Currently we are learning gamma,exp, uniform, and normal distributions.
I am having trouble with the following homework problem:

The time to failure of a personal computer display tube is exponentially distributed with mean three years.

a) A company offers insurance on these tubes for the first year of usage. On what percentage of policies will they have to pay a claim?

I think for this I should do

1-e^(-1/3)=.2835

b) If an user order three such display tubes (two tubes as spare), what is the
probability that he need to order such tube within six years?

Here is what I did for this:

3*mean of 3 = 9

So,
e^(-x/9)
P{x<6}= 1-e^(-6/9)= .4866

Am I on the right track???
Any help is greatly appreciated.

2. Originally Posted by kid funky fried
Currently we are learning gamma,exp, uniform, and normal distributions.
I am having trouble with the following homework problem:

The time to failure of a personal computer display tube is exponentially distributed with mean three years.

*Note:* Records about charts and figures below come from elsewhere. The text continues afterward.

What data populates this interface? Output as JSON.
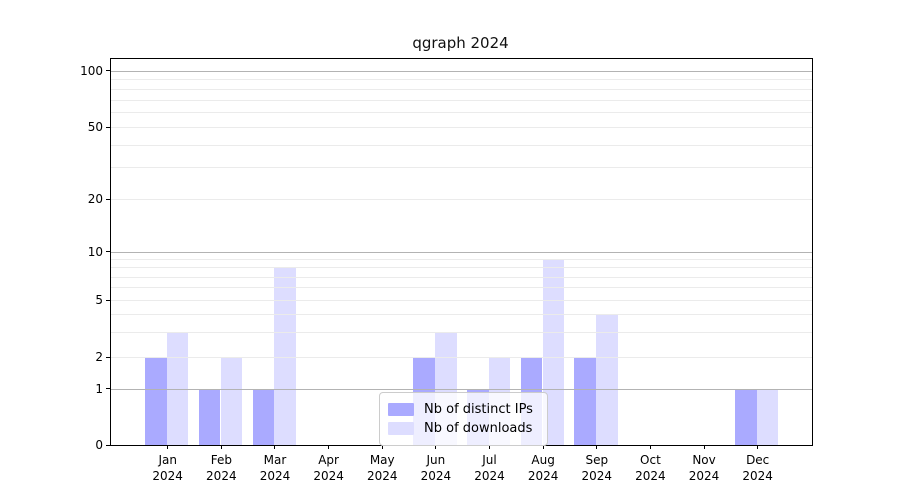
{
  "title": "qgraph 2024",
  "legend": {
    "items": [
      {
        "label": "Nb of distinct IPs",
        "color": "#aaaaff"
      },
      {
        "label": "Nb of downloads",
        "color": "#ddddff"
      }
    ]
  },
  "axes": {
    "y_tick_labels": [
      "0",
      "1",
      "2",
      "5",
      "10",
      "20",
      "50",
      "100"
    ],
    "y_tick_values": [
      0,
      1,
      2,
      5,
      10,
      20,
      50,
      100
    ],
    "y_major_gridlines": [
      1,
      10,
      100
    ],
    "y_minor_gridlines": [
      2,
      3,
      4,
      5,
      6,
      7,
      8,
      9,
      20,
      30,
      40,
      50,
      60,
      70,
      80,
      90
    ],
    "x_tick_months": [
      "Jan",
      "Feb",
      "Mar",
      "Apr",
      "May",
      "Jun",
      "Jul",
      "Aug",
      "Sep",
      "Oct",
      "Nov",
      "Dec"
    ],
    "x_tick_year": "2024"
  },
  "chart_data": {
    "type": "bar",
    "title": "qgraph 2024",
    "categories": [
      "Jan 2024",
      "Feb 2024",
      "Mar 2024",
      "Apr 2024",
      "May 2024",
      "Jun 2024",
      "Jul 2024",
      "Aug 2024",
      "Sep 2024",
      "Oct 2024",
      "Nov 2024",
      "Dec 2024"
    ],
    "series": [
      {
        "name": "Nb of distinct IPs",
        "color": "#aaaaff",
        "values": [
          2,
          1,
          1,
          0,
          0,
          2,
          1,
          2,
          2,
          0,
          0,
          1
        ]
      },
      {
        "name": "Nb of downloads",
        "color": "#ddddff",
        "values": [
          3,
          2,
          8,
          0,
          0,
          3,
          2,
          9,
          4,
          0,
          0,
          1
        ]
      }
    ],
    "xlabel": "",
    "ylabel": "",
    "yscale": "log-like with 0 baseline",
    "y_ticks": [
      0,
      1,
      2,
      5,
      10,
      20,
      50,
      100
    ],
    "ylim": [
      0,
      115
    ],
    "grid": true,
    "legend_position": "lower center"
  }
}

a) A company offers insurance on these tubes for the first year of usage. On what percentage of policies will they have to pay a claim?

I think for this I should do

1-e^(-1/3)=.2835

b) If an user order three such display tubes (two tubes as spare), what is the
probability that he need to order such tube within six years?

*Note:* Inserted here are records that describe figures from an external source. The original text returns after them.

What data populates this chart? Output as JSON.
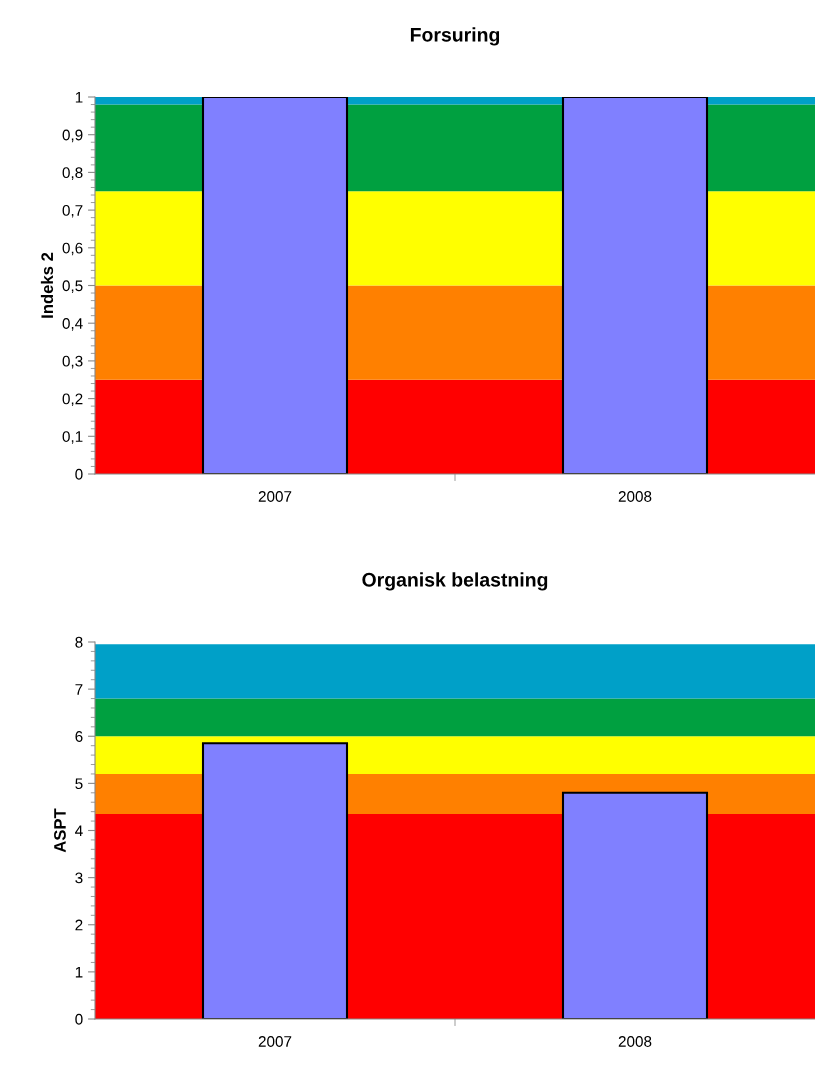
{
  "chart_data": [
    {
      "type": "bar",
      "title": "Forsuring",
      "ylabel": "Indeks 2",
      "categories": [
        "2007",
        "2008"
      ],
      "values": [
        1,
        1
      ],
      "color": "#8080ff",
      "ylim": [
        0,
        1
      ],
      "yticks": [
        0,
        {
          "value": 0.1,
          "label": "0,1"
        },
        {
          "value": 0.2,
          "label": "0,2"
        },
        {
          "value": 0.3,
          "label": "0,3"
        },
        {
          "value": 0.4,
          "label": "0,4"
        },
        {
          "value": 0.5,
          "label": "0,5"
        },
        {
          "value": 0.6,
          "label": "0,6"
        },
        {
          "value": 0.7,
          "label": "0,7"
        },
        {
          "value": 0.8,
          "label": "0,8"
        },
        {
          "value": 0.9,
          "label": "0,9"
        },
        1
      ],
      "grid": false,
      "bands": [
        {
          "axis": "y",
          "from": 0,
          "to": 0.25,
          "color": "#ff0000"
        },
        {
          "axis": "y",
          "from": 0.25,
          "to": 0.5,
          "color": "#ff8000"
        },
        {
          "axis": "y",
          "from": 0.5,
          "to": 0.75,
          "color": "#ffff00"
        },
        {
          "axis": "y",
          "from": 0.75,
          "to": 0.98,
          "color": "#00a040"
        },
        {
          "axis": "y",
          "from": 0.98,
          "to": 1,
          "color": "#00a0c8"
        }
      ]
    },
    {
      "type": "bar",
      "title": "Organisk belastning",
      "ylabel": "ASPT",
      "categories": [
        "2007",
        "2008"
      ],
      "values": [
        5.85,
        4.8
      ],
      "color": "#8080ff",
      "ylim": [
        0,
        8
      ],
      "yticks": [
        0,
        1,
        2,
        3,
        4,
        5,
        6,
        7,
        8
      ],
      "grid": false,
      "bands": [
        {
          "axis": "y",
          "from": 0,
          "to": 4.35,
          "color": "#ff0000"
        },
        {
          "axis": "y",
          "from": 4.35,
          "to": 5.2,
          "color": "#ff8000"
        },
        {
          "axis": "y",
          "from": 5.2,
          "to": 6.0,
          "color": "#ffff00"
        },
        {
          "axis": "y",
          "from": 6.0,
          "to": 6.8,
          "color": "#00a040"
        },
        {
          "axis": "y",
          "from": 6.8,
          "to": 7.95,
          "color": "#00a0c8"
        }
      ]
    }
  ]
}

Here is what I did for this:

3*mean of 3 = 9

So,
e^(-x/9)
P{x<6}= 1-e^(-6/9)= .4866

Am I on the right track???
Any help is greatly appreciated.
a) Correct, to four decimal places.

b) I don't think so.

$T = T_1 + T_2 + T_3$ (which is very different to $T = 3T_1$ )

$f(t) = \, .....$ (reading this will give yu a clue to what needs to be done here).

$\Pr(T < 6) = ....$

3. Should I calculate the prob of each tube lasting 6 years,then add together???

e^(-2)=.1353

.1353+.1353+.1353=.4059

4. Originally Posted by kid funky fried
Should I calculate the prob of each tube lasting 6 years,then add together???

e^(-2)=.1353

.1353+.1353+.1353=.4059
No, you need to calculate the pdf for T, the sum of the three random variables. Read the link I provided.

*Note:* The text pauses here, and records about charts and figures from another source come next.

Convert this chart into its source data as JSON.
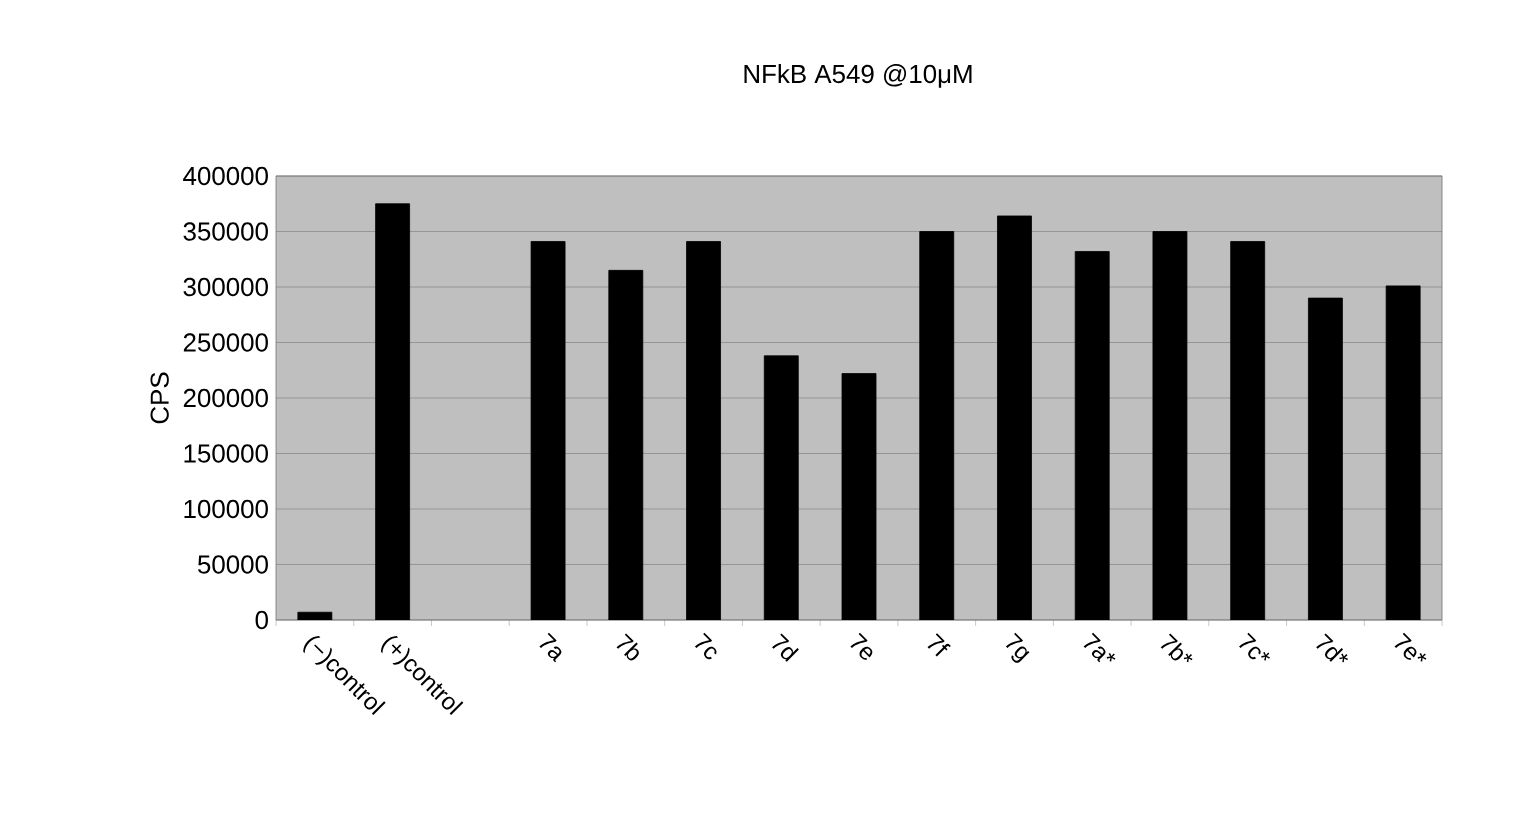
{
  "chart_data": {
    "type": "bar",
    "title": "NFkB A549 @10μM",
    "ylabel": "CPS",
    "categories": [
      "(−)control",
      "(+)control",
      null,
      "7a",
      "7b",
      "7c",
      "7d",
      "7e",
      "7f",
      "7g",
      "7a*",
      "7b*",
      "7c*",
      "7d*",
      "7e*"
    ],
    "values": [
      7000,
      375000,
      null,
      341000,
      315000,
      341000,
      238000,
      222000,
      350000,
      364000,
      332000,
      350000,
      341000,
      290000,
      301000
    ],
    "color": "#000000",
    "ylim": [
      0,
      400000
    ],
    "yticks": [
      0,
      50000,
      100000,
      150000,
      200000,
      250000,
      300000,
      350000,
      400000
    ],
    "grid": "y"
  }
}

But using a moment generating function approach is probably the simplest way. If I have time I'll post some details of the calculation later.

5. Originally Posted by mr fantastic
No, you need to calculate the pdf for T, the sum of the three random variables. Read the link I provided.

But using a moment generating function approach is probably the simplest way. If I have time I'll post some details of the calculation later.
If $T_i$ has mean $\beta$ and follows an exponential distribution then the moment generatting function of $T_i$ is $m_{T_i}(t) = \frac{1}{1 - \beta t}$.

If $T = T_1 + T_2 + T_3$ and the $T_i$ are i.i.d. random variables then the moment generating function of T is

$m_{T}(t) = \left( \frac{1}{1 - \beta t} \right)^3 = \frac{1}{(1 - \beta t)^3}$.

This is recognised as the moment generating function of a random variable that follows a gamma distribution.

The pdf of T is therefore $f(t) = \frac{1}{\Gamma(3) \beta^3} \, t^{3 - 1} \, e^{-t/\beta} = \frac{1}{2 \beta^3} \, t^{2} \, e^{-t/\beta}$.

In your case $\beta = 3$.

$\Pr(T < 6) = \int_0^6 f(t) \, dt$.